La vie qu’on m’a choisie, Ellen Marie Wiseman

La vie qu’on m’a choisie

Ellen Marie Wiseman

Editions Pocket

Editions Faubourg Marigny

Quatrième de couverture

1931, Lilly Blackwood n’est même jamais sortie de sa chambre. Une nuit, elle est vendue à un cirque…

État de New York, 1931. Depuis sa naissance, il y a neuf ans, jamais Lilly n’a vu la lumière du jour. Ce grenier de Blackwood Manor, l’élevage de chevaux, là-bas par la lucarne : voilà tout ce qu’elle connaît du monde. Bientôt, pourtant, elle en partira. Vendue par sa mère à des forains, c’est une nouvelle cage qui l’attend…
Long Island, 1956. Julia elle aussi a fui la prison du Manoir. Elle en hérite aujourd’hui, avec ses mystères, ses tragédies et ses indicibles secrets…

Mon avis rapide

1931, Blackwood Manor, Etat de New York. La nuit de son neuvième anniversaire, Lilly sort, pour la première fois du grenier dans lequel elle vit depuis sa naissance. Sa mère lui annonce qu’elle l’emmène au cirque. La petite fille est surprise et, même si son plus grand rêve se réalise, elle a peur. Elle a grandi enfermée, n’a jamais humé l’air de dehors, n’a jamais rencontré d’autres personnes que ses parents.

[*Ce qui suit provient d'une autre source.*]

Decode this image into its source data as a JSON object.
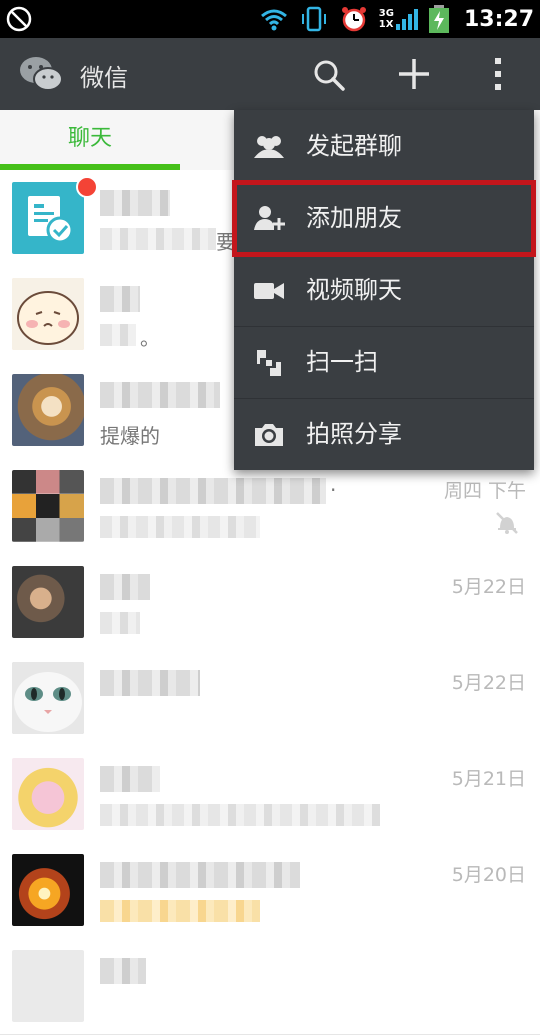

Ces derniers lui ont toujours dit que si quelqu’un la voyait, il lui ferait du mal, car il aurait peur d’elle. Sa mère lui a répété qu’elle « était un monstre, une abomination ». (p. 15) Sa différence est ce qui intéresse le cirque auquel sa mère l’a vendue. Les geôliers ne sont plus les mêmes, mais Lilly est toujours prisonnière, comme le sont les animaux du spectacle, de qui elle se sent si proche.

1956. Hatfield, Long Island. Le salaire de serveuse de Julia Blackwood n’est pas suffisant pour payer son loyer. La jeune fille, âgée de dix-huit ans, se lave dans des supermarchés et subit la violence de son petit ami. Il y a trois ans, après le décès de son père, elle a fui l’éducation rigoriste de sa mère. Elle apprend que cette dernière est morte depuis un an et qu’elle hérite du manoir familial, à condition d’y vivre. Toutes les pièces de la maison qui, quand elle était petite, lui étaient interdites, deviennent accessibles. Les secrets qu’elles renferment sont un cataclysme.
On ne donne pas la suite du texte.